Currently, ferritin and TSAT are the most commonly used markers in clinical setting to evaluate iron stores and iron availability. However, there are important drawbacks on the use of ferritin and TSAT as iron status parameters. Serum ferritin is an acute-phase reactant and therefore in chronic disease populations serum ferritin levels will be elevated [
26,
27]. TSAT also has acute-phase reactivity as transferrin is elevated in the setting of acute inflammation which will lower TSAT when circulating iron remains constant [
28]. However, other markers, such as soluble transferrin receptor, percentage hypochromic red blood cells, and reticulocyte hemoglobin content, are not readily available in clinical practice, less well studied, or not used for other reasons.
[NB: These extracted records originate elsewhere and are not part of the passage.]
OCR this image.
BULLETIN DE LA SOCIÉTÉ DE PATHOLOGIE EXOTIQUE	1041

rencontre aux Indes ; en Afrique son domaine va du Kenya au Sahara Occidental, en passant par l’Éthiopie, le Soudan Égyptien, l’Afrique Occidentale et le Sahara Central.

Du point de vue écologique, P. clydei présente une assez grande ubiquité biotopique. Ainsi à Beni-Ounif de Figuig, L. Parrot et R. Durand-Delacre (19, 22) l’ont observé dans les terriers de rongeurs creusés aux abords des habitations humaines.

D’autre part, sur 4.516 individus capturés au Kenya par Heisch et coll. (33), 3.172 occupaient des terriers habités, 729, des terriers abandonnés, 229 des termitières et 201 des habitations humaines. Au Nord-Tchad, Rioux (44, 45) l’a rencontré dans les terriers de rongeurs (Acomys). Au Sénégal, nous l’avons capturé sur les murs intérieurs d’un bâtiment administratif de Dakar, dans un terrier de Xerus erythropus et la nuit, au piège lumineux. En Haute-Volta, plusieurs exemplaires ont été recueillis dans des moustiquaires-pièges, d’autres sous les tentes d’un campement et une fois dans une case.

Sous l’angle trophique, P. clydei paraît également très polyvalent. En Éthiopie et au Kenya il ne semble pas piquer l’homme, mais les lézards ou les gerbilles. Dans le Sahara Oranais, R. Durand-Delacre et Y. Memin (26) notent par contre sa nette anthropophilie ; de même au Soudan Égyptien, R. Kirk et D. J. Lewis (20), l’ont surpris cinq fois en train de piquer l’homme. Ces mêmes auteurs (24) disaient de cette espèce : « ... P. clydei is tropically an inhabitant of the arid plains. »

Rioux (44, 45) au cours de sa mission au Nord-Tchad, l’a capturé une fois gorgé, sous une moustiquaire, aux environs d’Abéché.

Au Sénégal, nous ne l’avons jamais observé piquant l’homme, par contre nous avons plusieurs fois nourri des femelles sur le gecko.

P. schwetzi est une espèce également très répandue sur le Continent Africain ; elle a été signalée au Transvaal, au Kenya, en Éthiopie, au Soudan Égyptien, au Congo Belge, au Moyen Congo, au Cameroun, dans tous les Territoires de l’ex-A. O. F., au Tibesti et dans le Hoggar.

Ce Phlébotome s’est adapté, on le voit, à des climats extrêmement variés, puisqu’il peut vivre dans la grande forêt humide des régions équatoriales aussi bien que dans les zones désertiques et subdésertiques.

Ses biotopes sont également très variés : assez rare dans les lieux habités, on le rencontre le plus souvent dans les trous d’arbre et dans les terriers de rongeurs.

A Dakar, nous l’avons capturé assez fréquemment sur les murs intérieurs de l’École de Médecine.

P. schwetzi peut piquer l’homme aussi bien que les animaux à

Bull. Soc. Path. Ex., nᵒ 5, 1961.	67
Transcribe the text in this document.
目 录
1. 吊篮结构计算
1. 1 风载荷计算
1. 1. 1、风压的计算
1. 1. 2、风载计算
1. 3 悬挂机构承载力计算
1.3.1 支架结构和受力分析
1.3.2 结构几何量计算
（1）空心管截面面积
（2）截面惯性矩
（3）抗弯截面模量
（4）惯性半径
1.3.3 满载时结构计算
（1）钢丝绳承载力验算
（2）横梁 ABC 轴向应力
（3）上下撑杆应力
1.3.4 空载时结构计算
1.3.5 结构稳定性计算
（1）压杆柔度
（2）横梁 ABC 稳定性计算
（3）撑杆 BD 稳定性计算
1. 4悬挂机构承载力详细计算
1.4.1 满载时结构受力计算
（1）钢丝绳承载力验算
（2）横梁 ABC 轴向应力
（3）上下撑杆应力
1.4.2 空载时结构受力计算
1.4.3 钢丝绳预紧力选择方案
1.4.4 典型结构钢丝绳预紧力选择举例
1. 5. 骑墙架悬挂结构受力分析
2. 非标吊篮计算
Our study has strengths and limitations. Strengths are that it comprises a large cohort of CKD patients with availability of data on iron status and that it is the first study to assess all combinations of cutoffs with respect to “hard” clinical endpoints. Limitations of the current study include its observational design, that it comprises a single center study and that measurement of iron parameters were performed at a single time point, which precludes our ability to discern the impact of changes in iron parameters over time on clinical outcomes. Furthermore, the current study is only valid for early CKD, and precludes us to discern whether similar results apply for more advanced CKD stages. Another limitation might be that we did not adjust for several potential confounders in the different associations between ID and outcomes, however, the primary aim of this study is to study the prospective associations of ID with adverse outcomes using several cutoffs for ferritin and TSAT, not to investigate the mechanisms involved.